On the origin of the peak of the sound velocity for isospin imbalanced strongly interacting matter

TL;DR

This paper investigates the peak in sound velocity in isospin imbalanced strongly interacting matter, attributing it to Goldstone mode effects and pion-sigma mixing, using an effective chiral model aligned with lattice QCD findings.

Contribution

It demonstrates how Goldstone modes and pion-sigma mixing cause the sound velocity peak in isospin asymmetric matter within a chiral effective model.

Findings

Sound velocity squared exhibits a maximum at a specific isospin chemical potential.

The peak is linked to Goldstone mode development and pion-sigma mixing.

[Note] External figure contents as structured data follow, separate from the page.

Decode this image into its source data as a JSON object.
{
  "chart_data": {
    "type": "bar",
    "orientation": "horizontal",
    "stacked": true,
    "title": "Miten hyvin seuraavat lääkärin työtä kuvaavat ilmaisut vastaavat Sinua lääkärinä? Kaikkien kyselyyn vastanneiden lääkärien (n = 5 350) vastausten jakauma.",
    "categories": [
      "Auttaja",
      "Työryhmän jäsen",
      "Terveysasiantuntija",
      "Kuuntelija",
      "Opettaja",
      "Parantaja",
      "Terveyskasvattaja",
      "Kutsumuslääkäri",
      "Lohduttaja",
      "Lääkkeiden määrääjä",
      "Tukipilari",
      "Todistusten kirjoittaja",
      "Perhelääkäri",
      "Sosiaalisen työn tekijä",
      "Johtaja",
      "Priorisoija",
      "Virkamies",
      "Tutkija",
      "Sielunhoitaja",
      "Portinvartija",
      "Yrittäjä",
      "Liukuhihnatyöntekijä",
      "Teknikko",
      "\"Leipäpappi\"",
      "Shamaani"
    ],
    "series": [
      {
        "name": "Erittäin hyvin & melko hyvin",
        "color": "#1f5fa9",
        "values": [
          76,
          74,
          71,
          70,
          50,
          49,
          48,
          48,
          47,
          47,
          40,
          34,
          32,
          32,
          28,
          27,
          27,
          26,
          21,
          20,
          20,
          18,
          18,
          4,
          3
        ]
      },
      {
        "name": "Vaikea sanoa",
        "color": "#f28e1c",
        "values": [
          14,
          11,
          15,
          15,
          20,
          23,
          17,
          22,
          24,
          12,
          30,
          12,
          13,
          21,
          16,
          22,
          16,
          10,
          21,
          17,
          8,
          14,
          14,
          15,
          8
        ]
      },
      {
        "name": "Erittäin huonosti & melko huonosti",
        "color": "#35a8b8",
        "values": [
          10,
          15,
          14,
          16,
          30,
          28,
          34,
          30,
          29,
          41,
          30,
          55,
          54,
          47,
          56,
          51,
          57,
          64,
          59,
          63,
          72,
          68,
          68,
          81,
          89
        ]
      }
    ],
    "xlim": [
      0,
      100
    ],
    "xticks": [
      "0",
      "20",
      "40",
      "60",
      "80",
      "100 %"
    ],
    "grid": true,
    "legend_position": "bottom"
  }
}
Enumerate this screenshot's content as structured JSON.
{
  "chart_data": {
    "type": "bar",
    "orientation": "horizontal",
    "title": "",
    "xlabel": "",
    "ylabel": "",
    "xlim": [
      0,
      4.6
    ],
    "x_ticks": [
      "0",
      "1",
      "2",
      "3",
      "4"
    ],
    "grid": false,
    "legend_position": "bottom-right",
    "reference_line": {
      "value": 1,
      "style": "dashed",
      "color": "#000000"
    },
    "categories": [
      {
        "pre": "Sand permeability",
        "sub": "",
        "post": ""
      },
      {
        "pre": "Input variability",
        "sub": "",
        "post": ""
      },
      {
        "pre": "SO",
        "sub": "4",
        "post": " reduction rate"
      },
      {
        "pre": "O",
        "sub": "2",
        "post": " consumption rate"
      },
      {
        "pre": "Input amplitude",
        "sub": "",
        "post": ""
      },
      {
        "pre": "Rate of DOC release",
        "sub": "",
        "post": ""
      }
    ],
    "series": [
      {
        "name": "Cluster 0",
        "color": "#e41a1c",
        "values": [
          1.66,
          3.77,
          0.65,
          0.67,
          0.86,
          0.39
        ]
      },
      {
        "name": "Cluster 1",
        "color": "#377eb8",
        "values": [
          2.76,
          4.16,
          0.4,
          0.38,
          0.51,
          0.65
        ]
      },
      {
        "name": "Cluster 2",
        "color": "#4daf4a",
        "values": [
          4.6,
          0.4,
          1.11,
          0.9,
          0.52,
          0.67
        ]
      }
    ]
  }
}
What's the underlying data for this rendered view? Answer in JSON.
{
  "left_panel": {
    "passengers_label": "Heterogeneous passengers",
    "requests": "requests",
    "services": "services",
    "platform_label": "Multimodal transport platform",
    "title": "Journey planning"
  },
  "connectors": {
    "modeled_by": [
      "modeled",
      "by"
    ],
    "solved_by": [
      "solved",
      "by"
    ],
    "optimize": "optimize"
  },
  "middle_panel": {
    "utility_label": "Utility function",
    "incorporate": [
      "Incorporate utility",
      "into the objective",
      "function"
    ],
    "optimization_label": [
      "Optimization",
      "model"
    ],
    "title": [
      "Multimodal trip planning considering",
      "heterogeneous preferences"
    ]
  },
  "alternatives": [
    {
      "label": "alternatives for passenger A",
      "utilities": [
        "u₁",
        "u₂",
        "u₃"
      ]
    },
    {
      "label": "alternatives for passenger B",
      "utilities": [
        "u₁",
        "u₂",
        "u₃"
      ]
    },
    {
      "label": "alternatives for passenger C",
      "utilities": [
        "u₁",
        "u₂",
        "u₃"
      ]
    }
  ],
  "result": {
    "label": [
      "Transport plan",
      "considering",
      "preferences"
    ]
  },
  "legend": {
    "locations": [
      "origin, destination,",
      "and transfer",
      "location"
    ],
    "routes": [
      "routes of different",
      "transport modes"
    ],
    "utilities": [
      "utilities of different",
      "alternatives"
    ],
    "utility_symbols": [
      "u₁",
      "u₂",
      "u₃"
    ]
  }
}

Results align with lattice QCD observations.

Abstract

We study the properties of a system composed of strongly interacting matter with an isospin imbalance, using as an effective description of QCD the two-flavor Linear Sigma Model with quarks. From the one-loop effective potential, including the two light quarks, pions and sigma contributions, and enforcing the restrictions imposed by chiral symmetry, we show that the development of an isospin condensate comes together with the emergence of a Goldstone mode that provides a constraint for the chiral and isospin condensates as a result of a non-trivial mixing between the charged pions and the sigma. We compute the thermodynamical quantities of interest and in particular the sound velocity squared, showing that it presents a maximum for an isospin chemical potential similar to the one reported by lattice QCD results and also with a similar height. Therefore, we attribute the origin of the peak of the sound velocity to the proper treatment of the Goldstone mode and to the non-trivial mixing of the charged pions and sigma in the isospin condensed phase.